Makes 24 – 36 squares or slices
– 400 g plain chocolate, broken into squares
– 180 g golden syrup
– 100 g butter or margarine (100 ml)
– 2 packets digestive biscuits or 1 packet rich tea biscuits
– 15 glacé cherries, chopped
– 50g seedless raisins or dried cranberries
– 50 g chopped nuts (optional)
1. Place chocolate, golden syrup and butter in a microwave-proof bowl or jug; microwave on 70% power for 3 – 4 minutes until chocolate and butter are melted; and ingredients are combined.
2. Crush biscuits, using a food processor fitted with the double-knife stainless-steel blade. Pulse so that the biscuits are not too finely crushed, leaving some coarser pieces of biscuit in the crumb.
3. Mix biscuit crumbs, cherries, raisins and nuts together.
4. Add to this the chocolate mixture and stir well to coat all the ingredients.
5. Grease the base and sides of a 30 cm x 20 cm pan (or use a loaf pan of 28 cm x 10.5 cm).

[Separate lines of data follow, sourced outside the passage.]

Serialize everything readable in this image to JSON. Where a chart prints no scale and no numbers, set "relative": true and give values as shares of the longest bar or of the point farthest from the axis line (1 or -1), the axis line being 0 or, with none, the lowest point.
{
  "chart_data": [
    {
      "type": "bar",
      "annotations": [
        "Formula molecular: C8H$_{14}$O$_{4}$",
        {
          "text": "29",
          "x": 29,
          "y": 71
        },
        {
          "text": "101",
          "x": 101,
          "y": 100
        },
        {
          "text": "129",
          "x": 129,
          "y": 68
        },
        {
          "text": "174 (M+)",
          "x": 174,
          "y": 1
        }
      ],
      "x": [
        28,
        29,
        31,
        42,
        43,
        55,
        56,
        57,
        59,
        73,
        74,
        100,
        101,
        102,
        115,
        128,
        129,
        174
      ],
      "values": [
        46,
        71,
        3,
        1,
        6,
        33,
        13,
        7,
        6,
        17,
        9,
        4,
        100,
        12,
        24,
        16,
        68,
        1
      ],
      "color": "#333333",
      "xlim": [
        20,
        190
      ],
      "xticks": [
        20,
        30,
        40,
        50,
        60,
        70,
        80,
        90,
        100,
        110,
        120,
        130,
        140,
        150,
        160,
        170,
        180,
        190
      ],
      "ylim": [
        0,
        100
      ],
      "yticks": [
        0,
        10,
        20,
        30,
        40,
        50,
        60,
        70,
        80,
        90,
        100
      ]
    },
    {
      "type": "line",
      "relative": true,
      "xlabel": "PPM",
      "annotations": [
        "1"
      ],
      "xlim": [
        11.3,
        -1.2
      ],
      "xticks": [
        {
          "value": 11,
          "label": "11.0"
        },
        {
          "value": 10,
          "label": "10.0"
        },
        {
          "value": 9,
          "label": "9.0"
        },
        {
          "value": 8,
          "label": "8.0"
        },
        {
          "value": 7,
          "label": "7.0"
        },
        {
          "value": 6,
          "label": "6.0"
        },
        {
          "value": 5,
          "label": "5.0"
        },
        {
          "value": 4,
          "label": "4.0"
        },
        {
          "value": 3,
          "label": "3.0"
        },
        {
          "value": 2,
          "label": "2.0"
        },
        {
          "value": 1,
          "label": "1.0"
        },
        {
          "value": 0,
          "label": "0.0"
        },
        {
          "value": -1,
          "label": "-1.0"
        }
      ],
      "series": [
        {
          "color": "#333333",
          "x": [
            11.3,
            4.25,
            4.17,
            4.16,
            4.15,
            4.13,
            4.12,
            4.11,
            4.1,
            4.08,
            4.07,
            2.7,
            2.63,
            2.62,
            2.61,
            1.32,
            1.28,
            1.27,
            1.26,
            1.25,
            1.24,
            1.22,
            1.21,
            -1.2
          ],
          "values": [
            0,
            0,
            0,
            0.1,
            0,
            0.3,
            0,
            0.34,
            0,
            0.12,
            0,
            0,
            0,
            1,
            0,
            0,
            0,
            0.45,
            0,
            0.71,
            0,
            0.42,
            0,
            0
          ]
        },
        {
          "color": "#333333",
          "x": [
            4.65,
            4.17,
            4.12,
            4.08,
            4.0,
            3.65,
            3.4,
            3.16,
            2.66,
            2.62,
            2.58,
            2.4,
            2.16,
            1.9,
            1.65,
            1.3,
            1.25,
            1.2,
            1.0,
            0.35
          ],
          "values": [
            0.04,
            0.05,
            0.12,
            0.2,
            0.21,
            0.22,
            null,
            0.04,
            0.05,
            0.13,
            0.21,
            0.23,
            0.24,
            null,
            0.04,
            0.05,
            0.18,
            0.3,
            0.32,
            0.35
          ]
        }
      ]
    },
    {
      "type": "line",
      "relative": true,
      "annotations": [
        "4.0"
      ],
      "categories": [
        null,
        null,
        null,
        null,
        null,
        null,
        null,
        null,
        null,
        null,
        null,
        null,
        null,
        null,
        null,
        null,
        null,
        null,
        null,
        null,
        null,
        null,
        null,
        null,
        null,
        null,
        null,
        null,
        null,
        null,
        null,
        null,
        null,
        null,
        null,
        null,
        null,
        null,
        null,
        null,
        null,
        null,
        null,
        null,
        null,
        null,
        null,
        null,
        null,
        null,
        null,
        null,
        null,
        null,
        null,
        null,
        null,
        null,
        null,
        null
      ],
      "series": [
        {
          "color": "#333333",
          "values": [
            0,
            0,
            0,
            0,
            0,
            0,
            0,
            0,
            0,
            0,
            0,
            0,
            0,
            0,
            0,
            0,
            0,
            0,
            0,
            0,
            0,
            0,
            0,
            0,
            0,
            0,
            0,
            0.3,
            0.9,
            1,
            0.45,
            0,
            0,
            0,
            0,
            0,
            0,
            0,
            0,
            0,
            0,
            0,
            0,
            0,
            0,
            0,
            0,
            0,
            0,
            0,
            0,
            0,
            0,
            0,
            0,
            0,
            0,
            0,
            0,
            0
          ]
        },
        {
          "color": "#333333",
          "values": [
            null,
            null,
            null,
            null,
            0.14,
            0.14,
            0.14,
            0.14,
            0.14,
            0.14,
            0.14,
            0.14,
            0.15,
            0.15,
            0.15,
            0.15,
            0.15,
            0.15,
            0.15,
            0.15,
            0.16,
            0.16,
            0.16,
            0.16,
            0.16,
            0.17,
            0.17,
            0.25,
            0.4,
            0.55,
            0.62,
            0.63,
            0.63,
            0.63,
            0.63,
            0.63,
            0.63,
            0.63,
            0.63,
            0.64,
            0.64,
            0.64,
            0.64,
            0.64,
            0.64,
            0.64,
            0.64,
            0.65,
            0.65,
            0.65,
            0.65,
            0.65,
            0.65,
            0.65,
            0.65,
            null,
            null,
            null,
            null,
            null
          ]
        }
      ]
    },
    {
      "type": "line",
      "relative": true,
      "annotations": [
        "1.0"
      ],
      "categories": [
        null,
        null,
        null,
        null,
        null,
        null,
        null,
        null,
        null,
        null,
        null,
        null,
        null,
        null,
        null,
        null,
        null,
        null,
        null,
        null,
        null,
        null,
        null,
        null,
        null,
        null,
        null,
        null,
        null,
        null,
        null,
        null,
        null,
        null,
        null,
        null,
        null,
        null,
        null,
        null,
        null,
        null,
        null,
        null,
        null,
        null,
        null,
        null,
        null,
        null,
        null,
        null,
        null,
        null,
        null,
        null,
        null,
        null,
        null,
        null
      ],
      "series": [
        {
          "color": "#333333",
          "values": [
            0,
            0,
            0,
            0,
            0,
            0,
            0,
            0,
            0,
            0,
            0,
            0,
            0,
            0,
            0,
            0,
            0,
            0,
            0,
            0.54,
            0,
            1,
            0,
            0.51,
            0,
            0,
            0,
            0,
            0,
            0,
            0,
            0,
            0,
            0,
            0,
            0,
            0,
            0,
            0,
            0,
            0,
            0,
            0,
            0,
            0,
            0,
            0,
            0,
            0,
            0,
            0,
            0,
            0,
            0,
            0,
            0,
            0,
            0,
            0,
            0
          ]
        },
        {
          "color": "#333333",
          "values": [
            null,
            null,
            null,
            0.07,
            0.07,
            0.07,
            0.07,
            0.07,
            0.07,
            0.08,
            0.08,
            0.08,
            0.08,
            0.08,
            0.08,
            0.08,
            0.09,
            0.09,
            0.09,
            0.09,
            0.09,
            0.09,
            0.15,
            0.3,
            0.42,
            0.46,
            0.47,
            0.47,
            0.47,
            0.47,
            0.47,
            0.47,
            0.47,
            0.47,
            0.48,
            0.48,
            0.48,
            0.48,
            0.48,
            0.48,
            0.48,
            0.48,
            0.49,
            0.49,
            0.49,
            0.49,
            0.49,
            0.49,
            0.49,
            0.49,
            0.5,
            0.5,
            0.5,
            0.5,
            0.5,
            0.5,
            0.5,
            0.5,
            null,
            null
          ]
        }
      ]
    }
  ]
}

Line the base with baking paper, overlapping up the sides (this makes for easy removal of the biscuit cake); grease again.
6. Place the chocolate and fruit mixture into the prepared pan, press down to distribute mixture evenly in the pan. Level the top.
7. Chill for two hours before cutting into squares or slices (if using a loaf pan).
• Top biscuit cake with chocolate ganache. Make ganache by heating 600 ml cream in a wide saucepan. When cream begins to spit, add 200 g dark chocolate, broken into pieces into the cream. Leave for a minute or two, then gently whisk together. Cool slightly before using.
• Decorate with extra glacé cherries.
• Replace raisins with yoghurt-coated raisins or mixed dried fruit.